Un papa «liberatore» di L.Boff

Leonardo Boff
il manifesto, 23 luglio 2013

È azzardato fare un bilancio del pontificato di Francesco, è passato ancora troppo poco tempo per
averne una visione d’insieme. In una sorta di lettura braille, che coglie solo i punti rilevanti,
potremmo qui elencarne alcuni.

1. Dall’inverno ecclesiale alla primavera: veniamo da due pontificati che sono stati caratterizzati da
un ritorno alla grande disciplina e dal controllo delle dottrine. Tale strategia ha dato luogo a una
specie di inverno che ha congelato molte iniziative. Con Papa Francesco, venuto da fuori della
vecchia cristianità europea, dal Terzo Mondo, è arrivata una ventata di speranza, di sollievo, di
allegria di vivere e pensare la fede cristiana. La Chiesa è tornata ad essere una casa spirituale.

2. Da fortezza a casa aperta: i due Papi precedenti avevano lasciato l’impressione che la Chiesa
fosse una fortezza, accerchiata da nemici dai quali avremmo dovuto difenderci, in particolare il
relativismo, la modernità e la postmodernità. Papa Francesco ha detto chiaramente: «Chi si avvicina alla Chiesa deve trovare porte aperte, non dei doganieri della fede»; «Preferisco una Chiesa incidentata perché è uscita in strada a una Chiesa malata perché chiusa». Più fiducia, quindi, e meno paura.

3. Da Papa a vescovo di Roma: tutti i Pontefici precedenti si consideravano Papi della Chiesa
universale, portatori del supremo potere su tutte le altre chiese e su tutti i fedeli.
Francesco preferisce definirsi vescovo di Roma, recuperando la memoria più antica della Chiesa.
Vuole presiedere nella carità e non come previsto dal diritto canonico, considerandosi solo il primo
tra uguali. Rifiuta il titolo di Sua Santità, ricordando che «siamo tutti fratelli e sorelle». Si è
spogliato di tutti i titoli di potere e onorifici.
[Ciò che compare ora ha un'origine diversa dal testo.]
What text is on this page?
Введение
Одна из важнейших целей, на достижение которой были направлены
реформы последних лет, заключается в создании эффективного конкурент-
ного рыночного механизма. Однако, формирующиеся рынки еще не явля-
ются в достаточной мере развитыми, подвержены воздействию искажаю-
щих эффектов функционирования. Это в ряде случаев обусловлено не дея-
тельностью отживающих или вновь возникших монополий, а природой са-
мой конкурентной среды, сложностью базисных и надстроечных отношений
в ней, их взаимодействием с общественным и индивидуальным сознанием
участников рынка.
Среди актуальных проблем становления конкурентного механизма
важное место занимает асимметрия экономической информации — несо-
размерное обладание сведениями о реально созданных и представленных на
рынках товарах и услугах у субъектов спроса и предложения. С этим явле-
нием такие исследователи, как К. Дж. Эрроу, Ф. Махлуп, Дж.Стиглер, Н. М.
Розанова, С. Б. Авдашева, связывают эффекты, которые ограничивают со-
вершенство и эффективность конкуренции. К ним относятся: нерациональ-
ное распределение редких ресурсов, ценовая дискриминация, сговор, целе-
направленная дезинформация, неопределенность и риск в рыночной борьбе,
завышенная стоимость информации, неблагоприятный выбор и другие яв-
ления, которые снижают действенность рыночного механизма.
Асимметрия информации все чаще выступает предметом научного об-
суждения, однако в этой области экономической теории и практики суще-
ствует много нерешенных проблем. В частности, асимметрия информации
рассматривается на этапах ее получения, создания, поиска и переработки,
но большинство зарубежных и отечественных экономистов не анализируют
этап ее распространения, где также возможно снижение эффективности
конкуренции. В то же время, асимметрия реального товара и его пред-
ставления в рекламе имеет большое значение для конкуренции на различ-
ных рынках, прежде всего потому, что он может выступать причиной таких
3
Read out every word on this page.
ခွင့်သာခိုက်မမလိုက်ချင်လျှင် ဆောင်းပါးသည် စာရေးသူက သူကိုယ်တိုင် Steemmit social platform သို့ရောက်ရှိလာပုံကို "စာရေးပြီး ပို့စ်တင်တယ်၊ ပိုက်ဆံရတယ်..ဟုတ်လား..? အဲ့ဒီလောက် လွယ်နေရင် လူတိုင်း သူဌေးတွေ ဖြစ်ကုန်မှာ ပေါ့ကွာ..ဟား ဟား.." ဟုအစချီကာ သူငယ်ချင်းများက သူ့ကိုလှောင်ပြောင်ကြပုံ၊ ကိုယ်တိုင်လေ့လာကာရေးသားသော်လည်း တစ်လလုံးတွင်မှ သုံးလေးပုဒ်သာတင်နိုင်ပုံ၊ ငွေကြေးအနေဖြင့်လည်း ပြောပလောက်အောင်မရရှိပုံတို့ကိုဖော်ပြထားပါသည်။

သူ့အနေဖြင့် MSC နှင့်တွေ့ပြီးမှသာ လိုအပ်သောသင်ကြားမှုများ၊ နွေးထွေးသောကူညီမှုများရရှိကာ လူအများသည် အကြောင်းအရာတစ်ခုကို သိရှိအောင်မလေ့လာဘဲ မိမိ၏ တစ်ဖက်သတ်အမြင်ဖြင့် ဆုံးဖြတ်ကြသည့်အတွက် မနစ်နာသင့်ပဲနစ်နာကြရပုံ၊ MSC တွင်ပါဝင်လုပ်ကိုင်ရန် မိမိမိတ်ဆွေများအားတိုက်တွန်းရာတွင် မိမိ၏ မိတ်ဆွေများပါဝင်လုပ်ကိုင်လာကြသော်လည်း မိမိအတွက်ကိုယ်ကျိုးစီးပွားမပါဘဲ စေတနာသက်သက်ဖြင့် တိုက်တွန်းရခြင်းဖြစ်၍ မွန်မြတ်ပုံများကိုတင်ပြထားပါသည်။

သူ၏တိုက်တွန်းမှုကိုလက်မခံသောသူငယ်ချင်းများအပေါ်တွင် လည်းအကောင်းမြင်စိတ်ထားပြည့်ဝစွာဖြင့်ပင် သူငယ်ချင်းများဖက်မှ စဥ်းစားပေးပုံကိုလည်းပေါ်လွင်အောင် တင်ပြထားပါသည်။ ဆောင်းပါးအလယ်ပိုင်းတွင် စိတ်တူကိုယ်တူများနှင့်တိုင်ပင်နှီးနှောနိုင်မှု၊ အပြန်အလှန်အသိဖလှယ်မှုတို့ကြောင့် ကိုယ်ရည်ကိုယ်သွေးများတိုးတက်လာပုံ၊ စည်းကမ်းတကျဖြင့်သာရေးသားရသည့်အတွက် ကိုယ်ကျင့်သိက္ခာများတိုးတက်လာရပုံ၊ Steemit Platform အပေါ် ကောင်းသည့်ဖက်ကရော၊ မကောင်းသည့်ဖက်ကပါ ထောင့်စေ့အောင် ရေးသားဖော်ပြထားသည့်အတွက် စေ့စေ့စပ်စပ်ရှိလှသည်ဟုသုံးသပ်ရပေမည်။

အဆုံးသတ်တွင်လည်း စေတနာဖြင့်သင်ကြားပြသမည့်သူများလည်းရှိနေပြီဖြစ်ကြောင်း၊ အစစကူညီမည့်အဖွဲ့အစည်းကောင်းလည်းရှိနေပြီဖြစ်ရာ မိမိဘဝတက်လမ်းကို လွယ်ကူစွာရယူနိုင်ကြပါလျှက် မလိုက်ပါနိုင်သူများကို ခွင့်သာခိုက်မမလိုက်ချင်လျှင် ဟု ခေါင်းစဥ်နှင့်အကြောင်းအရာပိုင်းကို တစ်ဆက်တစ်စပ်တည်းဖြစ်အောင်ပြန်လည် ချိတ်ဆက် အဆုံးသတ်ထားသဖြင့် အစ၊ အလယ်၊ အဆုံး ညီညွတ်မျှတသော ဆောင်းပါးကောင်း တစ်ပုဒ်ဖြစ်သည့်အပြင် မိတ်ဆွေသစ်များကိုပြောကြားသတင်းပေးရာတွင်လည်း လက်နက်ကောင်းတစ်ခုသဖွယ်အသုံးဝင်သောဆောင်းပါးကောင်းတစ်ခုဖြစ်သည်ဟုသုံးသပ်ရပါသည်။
Il nuovo Annuario Pontificio appena uscito, sulla cui
pagina iniziale dovrebbe esserci il nome del Papa con tutti i suoi titoli, reca semplicemente:
Francesco, vescovo di Roma.

4. Dal palazzo al convitto: il nome Francesco è più che un nome, sta a indicare un altro progetto di
Chiesa sulle orme di San Francesco d’Assisi: «Una Chiesa povera per i poveri», come ha detto,
umile, semplice, con «l’odore delle pecore» e non dei fiori dell’altare. Per questo ha lasciato il
palazzo apostolico per andare a vivere in un convitto, in una camera semplice, e mangia alla mensa
con gli altri ospiti.

5. Dalla dottrina all’esperienza: Francesco non si presenta come dottore, ma come pastore. Parla
partendo dalla sofferenza umana, dalla fame nel mondo, dagli immigrati africani sbarcati a
Lampedusa. Denuncia il feticismo del denaro e il sistema finanziario mondiale che martirizza interi
Paesi. Con questi atteggiamenti riprende le basi della teologia della liberazione, senza bisogno di citarla.
Dice: «Oggi come oggi, se un cristiano non è un rivoluzionario, non è cristiano; deve essere
rivoluzionario per la grazia». E continua: «Coinvolgersi in politica è un obbligo per il cristiano,
perché la politica è una delle forme più alte di carità». E alla Presidente Cristina Kirchner ha detto:
«È la prima volta che abbiamo un Papa peronista», non ha infatti mai nascosto la sua simpatia per il
peronismo. I Papi precedenti gettavano una luce sospetta sulla politica, adducendo un’eventuale
ideologizzazione della fede.

6. Dall’esclusività all’inclusione: i Papi precedenti, e in particolar modo Benedetto XVI, hanno
enfatizzato l’esclusività della Chiesa Cattolica, unica erede di Cristo, al di fuori della quale si è a
rischio di perdizione. Francesco, il vescovo di Roma, preferisce il dialogo tra le Chiese in una prospettiva di inclusione
anche con le altre religioni, per rinsaldare la pace mondiale.

7. Dalla Chiesa al mondo: I Papi precedenti davano centralità alla Chiesa, rafforzandone le
istituzioni e le dottrine. Per Papa Francesco i punti cardine sono: il mondo, i poveri, la tutela della
Terra e l’attenzione nei confronti della vita. La questione è: come le Chiese aiutano a difendere lavitalità della Terra e il futuro della vita? Come si percepisce, sono un nuovo vento, una nuova musica, nuove parole per i vecchi problemi, che ci permettono di pensare ad una nuova primavera della Chiesa.